The garden outside droops and gasps
as if drought has struck the earth.
Just this patch–
the patch near the house–forgotten
by all the mountainous vistas,
sometimes visible, sometimes imagined.
I am too tired to water
this withering in the late summer sun;
this withering of untended memories.
The flowers have opened their fingers,
opened like a singing mouth,
the sticky pollen of their stamens, sirens
to honey bees and hummingbirds.
Now dry, they forget the ideas
they had earlier of melon and squash.
“Water!” They cry, “We are
dying of thirst.”
There is time.
There remains a chance for forgiveness,
Drop your chores
drop the bundle of others’ obligations
on the floor.
Grab a shovel and start digging.
Go to the river with a burnished jar if you must
and bring the water here.
They are gasping, the untended,
their roots stymied in the dry soil,
their flesh eaten by the unwatched squash bugs.
Go to them, speak softly in the faces of the flowers,
caress the bony arms of the tomato plants.
The moon is a sliver.
It will be bloated and teary-eyed
in a month.
We have this work to do.
This digging, watering and tending.
The relay towers are long fingered specters
on the periphery of every edge
of every road and hill.
Can you hear compressed between the static
and the announcer’s dumb drone,
the quiet clicking and whispering of the stars?
A field mouse outside the house
pauses, one paw up, his nose twitching
for one moment
and continues on.
The owl flies in search of food
but hoots into the sky at the spread
of clouds and stars.
The night driver on his radio listens
to the static and in between jarbled voices
of people speaking into microphones
in single rooms alone–
of one or two people speaking to the world
of news or weather or the random thoughts
of night sweats and anxious dreams.
The universe speaks back in ambient noise to the earth,
the prey and hunter pause momentarily,
the driver pauses–suddenly aware
that they are alive.
The relay towers on the periphery
shooting up like stalks of blood red flowers
in the unreachable fields of the darkness
on the edge of the roads, hill and mountain.
As you dig in the soil,
lifting up interred and buried memories
you notice the red lights blinking
from the top of Sandia Peak
in the late afternoon,
and off to the north,
the night lights that come up
when you come down Girard at midnight.
Those lights? What about those lights?
We are watering rainbow corn
on the west side of the house
in the hot August sun.
What lights concern you now?
You talk of roads and mountains.
Look at your hands,
you hold a clump of clayey soil.
There is your priority.
We cannot grow girders and bridges,
we are on a mesa now,
the river is down below.
The sea that flows in your blood
is two thousand miles away and filled
with the dead that have fallen
The brown swollen rivers of which you speak
are too tragic to bear.
Let them flow as they will, choked
with childhoods and failed schemes.
The sun gets lower by the minute.
Ah yes. The rivers near the towers,
the wild rivers that broke the back
of all those factories,
left just cement and concrete hulks
in the bends and swimming holes of the river.

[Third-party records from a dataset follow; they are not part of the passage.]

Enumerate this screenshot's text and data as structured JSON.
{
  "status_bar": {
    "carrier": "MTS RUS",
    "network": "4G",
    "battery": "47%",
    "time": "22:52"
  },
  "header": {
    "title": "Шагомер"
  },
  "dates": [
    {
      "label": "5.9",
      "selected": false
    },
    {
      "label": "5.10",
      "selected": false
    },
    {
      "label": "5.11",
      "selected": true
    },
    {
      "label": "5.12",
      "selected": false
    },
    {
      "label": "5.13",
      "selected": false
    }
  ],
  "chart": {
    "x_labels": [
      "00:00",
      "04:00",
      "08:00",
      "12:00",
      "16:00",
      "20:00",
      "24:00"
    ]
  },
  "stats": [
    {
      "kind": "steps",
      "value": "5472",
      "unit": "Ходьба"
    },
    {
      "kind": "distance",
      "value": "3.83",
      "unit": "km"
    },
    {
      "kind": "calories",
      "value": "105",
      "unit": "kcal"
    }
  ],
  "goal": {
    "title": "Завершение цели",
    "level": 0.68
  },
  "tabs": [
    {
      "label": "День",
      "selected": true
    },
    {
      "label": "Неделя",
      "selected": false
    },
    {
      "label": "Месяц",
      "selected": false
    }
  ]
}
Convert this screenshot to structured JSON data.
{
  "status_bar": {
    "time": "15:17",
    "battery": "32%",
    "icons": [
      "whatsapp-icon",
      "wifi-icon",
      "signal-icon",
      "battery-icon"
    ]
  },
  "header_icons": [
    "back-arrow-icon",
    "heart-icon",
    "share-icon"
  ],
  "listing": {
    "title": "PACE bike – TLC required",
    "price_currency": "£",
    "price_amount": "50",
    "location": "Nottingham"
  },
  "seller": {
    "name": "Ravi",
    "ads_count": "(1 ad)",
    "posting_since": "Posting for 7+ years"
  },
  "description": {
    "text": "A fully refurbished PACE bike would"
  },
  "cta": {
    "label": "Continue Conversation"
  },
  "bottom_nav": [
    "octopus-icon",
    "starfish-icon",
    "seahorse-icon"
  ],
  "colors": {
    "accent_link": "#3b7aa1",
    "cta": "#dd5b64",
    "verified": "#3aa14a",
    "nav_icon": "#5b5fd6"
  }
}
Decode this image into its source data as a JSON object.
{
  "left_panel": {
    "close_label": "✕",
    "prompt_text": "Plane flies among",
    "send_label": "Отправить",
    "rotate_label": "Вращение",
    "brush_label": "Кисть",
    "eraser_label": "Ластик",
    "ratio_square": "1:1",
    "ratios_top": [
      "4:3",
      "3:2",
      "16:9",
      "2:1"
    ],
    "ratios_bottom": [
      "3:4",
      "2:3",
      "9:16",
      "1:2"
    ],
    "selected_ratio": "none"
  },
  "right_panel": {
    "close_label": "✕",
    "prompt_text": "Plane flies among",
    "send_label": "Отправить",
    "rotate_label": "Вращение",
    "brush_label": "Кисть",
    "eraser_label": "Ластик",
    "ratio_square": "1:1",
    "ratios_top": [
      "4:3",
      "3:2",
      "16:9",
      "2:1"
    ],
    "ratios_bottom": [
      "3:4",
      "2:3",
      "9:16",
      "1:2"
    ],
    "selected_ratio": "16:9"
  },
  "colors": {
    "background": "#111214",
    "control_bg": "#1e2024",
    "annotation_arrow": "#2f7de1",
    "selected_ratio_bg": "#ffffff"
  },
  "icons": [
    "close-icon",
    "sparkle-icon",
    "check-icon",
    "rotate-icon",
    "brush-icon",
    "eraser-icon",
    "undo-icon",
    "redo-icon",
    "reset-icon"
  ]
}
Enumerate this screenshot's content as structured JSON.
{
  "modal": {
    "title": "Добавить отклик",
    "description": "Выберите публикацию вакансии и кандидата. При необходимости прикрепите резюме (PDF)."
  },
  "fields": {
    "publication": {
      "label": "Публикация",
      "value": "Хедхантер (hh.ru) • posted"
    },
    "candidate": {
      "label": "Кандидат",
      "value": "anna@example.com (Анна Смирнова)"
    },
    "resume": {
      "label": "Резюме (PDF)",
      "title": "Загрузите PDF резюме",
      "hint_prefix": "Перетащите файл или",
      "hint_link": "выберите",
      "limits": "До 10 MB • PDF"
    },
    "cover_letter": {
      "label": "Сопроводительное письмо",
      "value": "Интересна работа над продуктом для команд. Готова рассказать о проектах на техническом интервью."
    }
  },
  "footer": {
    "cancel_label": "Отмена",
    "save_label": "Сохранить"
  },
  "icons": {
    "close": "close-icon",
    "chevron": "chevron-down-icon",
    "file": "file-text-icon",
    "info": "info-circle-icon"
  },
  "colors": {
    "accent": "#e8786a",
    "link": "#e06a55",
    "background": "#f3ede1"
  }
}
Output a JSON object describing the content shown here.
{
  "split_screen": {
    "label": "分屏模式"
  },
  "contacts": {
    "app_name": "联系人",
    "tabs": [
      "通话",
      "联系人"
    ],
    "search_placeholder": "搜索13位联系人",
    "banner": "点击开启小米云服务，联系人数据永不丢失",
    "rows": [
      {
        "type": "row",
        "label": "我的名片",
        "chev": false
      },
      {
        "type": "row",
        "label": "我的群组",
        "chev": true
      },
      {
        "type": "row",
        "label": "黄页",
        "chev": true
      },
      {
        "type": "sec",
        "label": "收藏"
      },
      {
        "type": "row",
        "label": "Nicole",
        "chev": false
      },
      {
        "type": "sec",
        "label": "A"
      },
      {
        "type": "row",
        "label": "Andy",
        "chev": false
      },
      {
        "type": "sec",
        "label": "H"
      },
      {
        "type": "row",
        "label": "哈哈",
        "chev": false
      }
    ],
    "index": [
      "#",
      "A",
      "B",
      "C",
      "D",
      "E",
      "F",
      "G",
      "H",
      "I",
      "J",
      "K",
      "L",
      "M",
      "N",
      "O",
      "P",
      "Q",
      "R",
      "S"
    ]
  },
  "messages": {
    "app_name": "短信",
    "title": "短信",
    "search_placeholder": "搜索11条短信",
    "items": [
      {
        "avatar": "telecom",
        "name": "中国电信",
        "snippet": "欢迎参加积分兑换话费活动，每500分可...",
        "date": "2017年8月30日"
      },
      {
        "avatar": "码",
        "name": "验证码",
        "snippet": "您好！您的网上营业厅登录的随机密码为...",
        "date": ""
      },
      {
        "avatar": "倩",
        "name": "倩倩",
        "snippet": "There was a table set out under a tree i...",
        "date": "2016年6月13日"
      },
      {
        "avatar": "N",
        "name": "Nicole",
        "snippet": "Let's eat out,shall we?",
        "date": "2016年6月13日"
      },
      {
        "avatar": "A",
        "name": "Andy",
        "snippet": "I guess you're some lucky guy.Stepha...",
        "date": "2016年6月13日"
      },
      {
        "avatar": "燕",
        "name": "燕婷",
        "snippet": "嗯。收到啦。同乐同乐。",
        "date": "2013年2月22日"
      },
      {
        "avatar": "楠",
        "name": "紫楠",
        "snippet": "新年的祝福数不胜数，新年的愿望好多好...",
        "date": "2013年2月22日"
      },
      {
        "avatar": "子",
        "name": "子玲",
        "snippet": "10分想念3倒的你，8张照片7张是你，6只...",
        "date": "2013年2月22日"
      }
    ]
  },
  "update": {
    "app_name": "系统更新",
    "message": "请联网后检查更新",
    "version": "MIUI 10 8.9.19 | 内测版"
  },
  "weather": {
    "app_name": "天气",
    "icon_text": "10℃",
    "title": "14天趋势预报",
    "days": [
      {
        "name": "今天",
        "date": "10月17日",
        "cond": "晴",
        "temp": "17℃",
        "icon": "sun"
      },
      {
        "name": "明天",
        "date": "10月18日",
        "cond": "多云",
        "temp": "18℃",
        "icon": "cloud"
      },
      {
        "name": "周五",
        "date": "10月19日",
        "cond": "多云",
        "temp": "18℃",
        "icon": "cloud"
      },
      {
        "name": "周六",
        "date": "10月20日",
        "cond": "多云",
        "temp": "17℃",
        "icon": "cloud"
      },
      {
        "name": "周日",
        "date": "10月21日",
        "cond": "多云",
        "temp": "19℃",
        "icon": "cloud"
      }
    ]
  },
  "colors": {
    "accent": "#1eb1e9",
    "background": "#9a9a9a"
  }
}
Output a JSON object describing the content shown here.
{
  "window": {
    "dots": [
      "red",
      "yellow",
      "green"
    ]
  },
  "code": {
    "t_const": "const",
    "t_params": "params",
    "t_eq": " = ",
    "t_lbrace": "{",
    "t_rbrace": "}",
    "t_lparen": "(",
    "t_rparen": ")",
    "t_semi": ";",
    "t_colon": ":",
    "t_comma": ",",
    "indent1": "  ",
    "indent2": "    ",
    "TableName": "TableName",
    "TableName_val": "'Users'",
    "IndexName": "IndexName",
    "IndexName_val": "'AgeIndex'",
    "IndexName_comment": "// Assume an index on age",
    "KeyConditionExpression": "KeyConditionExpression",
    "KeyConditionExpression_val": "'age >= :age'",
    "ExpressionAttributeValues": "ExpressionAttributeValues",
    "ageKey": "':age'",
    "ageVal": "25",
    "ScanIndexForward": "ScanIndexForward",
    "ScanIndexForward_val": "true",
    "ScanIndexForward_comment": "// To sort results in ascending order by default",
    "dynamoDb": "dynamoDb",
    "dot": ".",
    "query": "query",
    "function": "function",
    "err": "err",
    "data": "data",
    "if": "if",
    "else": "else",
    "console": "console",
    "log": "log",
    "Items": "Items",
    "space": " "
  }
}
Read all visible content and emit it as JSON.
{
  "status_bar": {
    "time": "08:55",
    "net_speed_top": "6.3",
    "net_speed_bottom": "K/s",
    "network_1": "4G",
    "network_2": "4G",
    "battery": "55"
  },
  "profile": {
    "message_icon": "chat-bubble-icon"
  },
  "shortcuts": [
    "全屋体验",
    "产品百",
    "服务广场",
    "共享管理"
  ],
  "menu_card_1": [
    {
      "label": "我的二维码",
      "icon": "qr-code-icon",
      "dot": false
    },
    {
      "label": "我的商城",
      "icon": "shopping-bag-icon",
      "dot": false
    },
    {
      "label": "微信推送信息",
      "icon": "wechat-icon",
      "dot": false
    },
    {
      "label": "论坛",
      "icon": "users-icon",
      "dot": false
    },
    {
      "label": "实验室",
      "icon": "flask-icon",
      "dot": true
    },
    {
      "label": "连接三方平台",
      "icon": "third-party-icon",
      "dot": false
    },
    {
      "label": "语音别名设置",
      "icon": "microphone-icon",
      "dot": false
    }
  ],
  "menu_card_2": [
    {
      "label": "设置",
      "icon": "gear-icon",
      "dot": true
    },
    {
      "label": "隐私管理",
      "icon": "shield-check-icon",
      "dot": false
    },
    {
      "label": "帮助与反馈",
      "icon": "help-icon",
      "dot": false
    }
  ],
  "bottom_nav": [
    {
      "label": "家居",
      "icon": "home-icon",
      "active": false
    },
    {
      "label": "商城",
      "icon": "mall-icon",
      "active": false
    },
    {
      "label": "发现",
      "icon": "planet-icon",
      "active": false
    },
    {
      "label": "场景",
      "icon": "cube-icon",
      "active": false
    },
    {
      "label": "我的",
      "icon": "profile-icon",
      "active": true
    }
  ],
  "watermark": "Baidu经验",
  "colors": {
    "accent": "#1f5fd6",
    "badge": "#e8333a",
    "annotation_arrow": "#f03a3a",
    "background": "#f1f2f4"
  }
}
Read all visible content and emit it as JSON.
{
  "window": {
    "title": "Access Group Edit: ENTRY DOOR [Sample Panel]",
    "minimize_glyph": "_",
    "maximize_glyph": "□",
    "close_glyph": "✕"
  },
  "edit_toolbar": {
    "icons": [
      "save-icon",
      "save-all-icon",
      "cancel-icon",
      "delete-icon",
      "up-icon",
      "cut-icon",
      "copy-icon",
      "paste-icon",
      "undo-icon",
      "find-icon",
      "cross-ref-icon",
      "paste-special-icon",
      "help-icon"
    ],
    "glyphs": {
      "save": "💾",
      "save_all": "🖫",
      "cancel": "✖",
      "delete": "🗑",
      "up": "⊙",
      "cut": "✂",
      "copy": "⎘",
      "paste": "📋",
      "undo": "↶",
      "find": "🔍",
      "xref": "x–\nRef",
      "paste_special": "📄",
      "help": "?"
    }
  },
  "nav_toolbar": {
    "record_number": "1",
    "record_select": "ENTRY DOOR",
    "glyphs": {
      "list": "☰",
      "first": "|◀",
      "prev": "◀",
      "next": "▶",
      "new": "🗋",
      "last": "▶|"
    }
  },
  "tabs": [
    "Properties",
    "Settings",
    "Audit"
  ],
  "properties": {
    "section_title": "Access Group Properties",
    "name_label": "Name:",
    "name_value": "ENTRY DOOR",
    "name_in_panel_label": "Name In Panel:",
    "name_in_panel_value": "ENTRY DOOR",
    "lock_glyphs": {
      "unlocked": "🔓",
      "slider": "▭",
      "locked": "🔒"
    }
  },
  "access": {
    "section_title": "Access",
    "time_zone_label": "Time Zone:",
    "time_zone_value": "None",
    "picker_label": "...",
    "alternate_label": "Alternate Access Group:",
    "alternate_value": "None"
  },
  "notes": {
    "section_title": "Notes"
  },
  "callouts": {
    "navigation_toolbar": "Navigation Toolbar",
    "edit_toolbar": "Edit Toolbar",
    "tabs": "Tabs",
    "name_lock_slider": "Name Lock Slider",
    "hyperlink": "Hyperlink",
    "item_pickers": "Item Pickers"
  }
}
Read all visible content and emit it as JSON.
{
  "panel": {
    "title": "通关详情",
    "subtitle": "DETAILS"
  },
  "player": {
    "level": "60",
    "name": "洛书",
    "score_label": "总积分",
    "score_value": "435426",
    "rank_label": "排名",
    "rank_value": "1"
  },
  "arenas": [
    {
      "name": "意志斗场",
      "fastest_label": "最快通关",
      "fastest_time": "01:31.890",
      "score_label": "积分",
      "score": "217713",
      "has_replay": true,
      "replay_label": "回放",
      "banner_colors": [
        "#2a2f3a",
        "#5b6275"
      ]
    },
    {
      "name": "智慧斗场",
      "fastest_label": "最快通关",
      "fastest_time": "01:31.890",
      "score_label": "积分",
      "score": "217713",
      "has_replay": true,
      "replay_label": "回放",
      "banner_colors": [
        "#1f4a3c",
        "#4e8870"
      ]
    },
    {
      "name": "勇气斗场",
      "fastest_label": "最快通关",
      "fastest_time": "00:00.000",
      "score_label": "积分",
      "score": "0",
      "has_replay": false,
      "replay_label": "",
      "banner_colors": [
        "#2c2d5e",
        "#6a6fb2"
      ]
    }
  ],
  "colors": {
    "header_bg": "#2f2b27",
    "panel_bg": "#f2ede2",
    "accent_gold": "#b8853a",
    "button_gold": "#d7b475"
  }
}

Those last remnants will soon smooth
and slick down with moss.
The rivers that have had everything dumped into them,
that have gone into Long Island Sound
and the dark silt and oily sand
of the two intermingle in the docks
where out at sea stand the towers.
One small globemallow grows
in the soil next to the corn.
The asters stay hidden in the ground.
The sunflowers are as brittle as death.
In the shadow of the immense electric pole
It is fall and the owl in the maple tree
next door is quiet
because it is day,
but I am fifteen
and aware of that owl.
We are taking armfuls of wet leaves
and crushing them shredding them
in the shredder.
A small trickle of snot runs down
my nose and I wipe it with the flannel
of my shirt sleeve.
The leaves smell rich like rot,
like dry oatmeal.
We shred and rake, shred and rake.
The owl is quiet in the bare tree.
Finally we fill the wire basket.
He and I have not spoken the whole time.
We rake, gather and shred
to hasten the compost process
to turn into humus the blood red
droppings of the oaks and maples.
My father bends down and picks up an acorn.
We look at its smooth hard burnished body
he pockets it and I say nothing.
There will be more to hope for now.
The cold air of the evening begins
to settle down in the nest of our yard.
It will be time for the owl to speak.
The great migrations, north to south,
the cranes and herons, the mallards
all coming south.
We see them from this spot
but it is too early,
a month until the harvest moon.
Keep your eye on this task,
we must atone for the sins of this summer;
we must sing these sick crops back to life.
The flyway of the continent is a crosshatch
across the swatch of the Milky Way,
now visible in the evening sky.
We lie exhausted, intertwined on the wet worked ground
and the movements of the continent
the geologic rapture of the earth,
the swirling of water and seaways
that suck the rivers of eastern cities
the rain storms that leap the mountains of Albuquerque,
pass above us, through us
penetrated by the universe,
we are viable seed in the soil of the world.